Serve it alongside salmon, steak, pork chops, or a bowl of steamed rice and a fried egg. And if you’re planning an entire menu, peek at Easy Weeknight Dinners and our collection of Vegetable Sides for more ideas.
Why You’ll Love It
- Fast: 20–25 minutes start to finish, with a single skillet.
- Extra-thick glaze: A quick slurry yields that coveted sticky, glossy finish.
- Crisp-tender beans: High heat keeps their color and snap intact.
- Flexible: Easy swaps for vegan, gluten-free, and spice levels.

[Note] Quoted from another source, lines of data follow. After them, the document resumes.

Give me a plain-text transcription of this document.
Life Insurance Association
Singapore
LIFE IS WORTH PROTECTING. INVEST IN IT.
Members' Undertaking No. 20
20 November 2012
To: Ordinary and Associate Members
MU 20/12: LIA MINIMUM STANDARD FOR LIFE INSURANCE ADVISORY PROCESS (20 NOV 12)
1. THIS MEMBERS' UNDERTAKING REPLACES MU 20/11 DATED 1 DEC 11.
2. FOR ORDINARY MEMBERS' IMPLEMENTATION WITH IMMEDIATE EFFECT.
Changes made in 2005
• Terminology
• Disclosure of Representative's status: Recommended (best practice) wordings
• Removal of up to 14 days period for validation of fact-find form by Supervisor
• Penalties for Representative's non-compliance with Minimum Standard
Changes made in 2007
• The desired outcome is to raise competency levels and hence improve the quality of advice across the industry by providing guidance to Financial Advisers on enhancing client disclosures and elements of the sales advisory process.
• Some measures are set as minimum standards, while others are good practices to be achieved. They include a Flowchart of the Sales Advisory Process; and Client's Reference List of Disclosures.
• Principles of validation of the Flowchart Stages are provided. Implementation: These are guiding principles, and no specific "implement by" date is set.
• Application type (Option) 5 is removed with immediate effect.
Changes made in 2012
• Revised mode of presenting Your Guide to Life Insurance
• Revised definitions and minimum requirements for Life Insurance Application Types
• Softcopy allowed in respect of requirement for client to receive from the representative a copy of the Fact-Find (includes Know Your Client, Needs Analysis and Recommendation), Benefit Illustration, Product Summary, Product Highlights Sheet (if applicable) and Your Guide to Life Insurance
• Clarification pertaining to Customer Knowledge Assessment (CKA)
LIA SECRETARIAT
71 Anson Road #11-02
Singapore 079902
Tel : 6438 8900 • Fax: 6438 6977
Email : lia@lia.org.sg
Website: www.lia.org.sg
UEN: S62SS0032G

- Make-ahead friendly: The sauce can be mixed in advance; beans reheat well for meal prep.
- Family-approved: Balanced sweet-savory flavor with adjustable heat.
New to blistering green beans? A quick primer on technique helps. For more background on getting veggies crisp-tender without overcooking, see this overview from Food Network.
Ingredients
- 1 1/2 pounds fresh green beans, trimmed (haricots verts cook faster)
- 1 tablespoon olive oil (or avocado oil)
- 1 tablespoon unsalted butter (optional; use all oil to keep dairy-free)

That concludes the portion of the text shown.